October 22, 2009 | Permalink | Comments (2)
October 21, 2009 | Permalink | Comments (0)
The following statement is Alex Cortex's reply to some of the more negative posts made here and elsewhere about his retirement from techno. The reply is unedited (there may be some grammatical / syntax errors, etc), but this is the way he wanted it to be posted. I'd just like to add that these comments were made as part of private conversations we had together. Anyway, this seems to better encapsulate the frustrations and unhappiness he feels about electronic music in 2009:
"Someone forwarded me the Test Industries thread with quotes from my email today. Always nice to get some positive feedback, that's for sure. I usually embrace constructive criticism, too, but some opinions there have been just very negative. That reflects pretty much how I feel about this scene: lots of negativity. At least one comment gets it right - it's just a bit of news. I never pretended to be the best at anything or to have invented anything, never created a buzz around me, just have been doing my thing and that for quite a while now. some opinions clearly show that many people don't have a clue how hard it is to survive in the music business, or they speak from some very comfortable position.
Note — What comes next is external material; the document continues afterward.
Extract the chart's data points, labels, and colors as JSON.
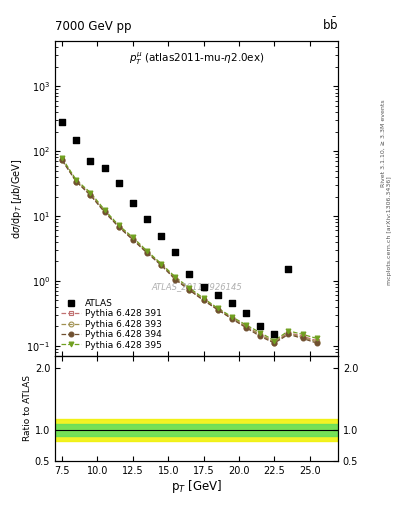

"I couldn't care less for the individuals voicing their opinion there, but as they represent something I met quite often, here's what I think about that: It is hard to survive in this business if you don't live in a techno hotspot but are all on your own; if you don't work at a club, label, distributor, record-store, booking agency, or else affiliated business; if you don't snore coke or share hookers with 'important' people at afterhours; if you don't conform to producing what i call "the sound of the season"; if you don't answer 'yes' to everything; if you don't sell yourself cheaply and in return have to justify yourself for not entering the fee dumping contest so many artists blindly accept; if you don't care more about your haircut or choice of t-shirt than about your music and sound; if you don't get obsessed with squeezing out any penny of this business but rather try to provide other music lovers with a timeless product; if you don't get obsessed with your (imagined) importance, but forget about these vanities and concentrate on the actual work in the studio. artistically (and largely on a personal level too) this scene has been creeping up its own arse.
"What's that about only having one photo of myself, if techno once prospered as a faceless music? What's that about speaking up is nothing but wailing, being lame and desperate? It's rather the other way round, that almost nobody dares to speak up in public out of fear to lose something, whatever that could be, although in fact everybody is complaining in private that everything is stagnating and getting worse by the day. That an artists has to retire from making music because he can't make a living out of it is partly also the consequence of a scene forgetting to respect its artists. Buying their music, booking them for gigs, that's the direct way how to maintain that an artist can keep working in what he's doing best, especially if he does that to have people partake in it in the first place. Maybe my biggest 'fault': I never produced tracks that needed immediate release because otherwise they would sound dated. My stuff usually sits quite a while, any time between one and ten years has been the case so far, until it finds a place somewhere. This way of working means that to buy equipment and to make music is a constant investment of money and time without knowing if you will ever see a cent for what you have been doing. add a string of cancelled gigs and releases and here we are.
"My temporary retirement btw is not something which came up just now. I haven't been producing any new solo tracks for at least half a year, maybe longer. And I still have enough finished material in order to have releases for at least a year, rather longer. If i get gig, remix, or production offers with a fee attached I feel I deserve I will still take that on. but making music just to be in that scene? In THAT scene? If it wasn't suffering from a rocknroll complex and was artistically more challenging - then maybe."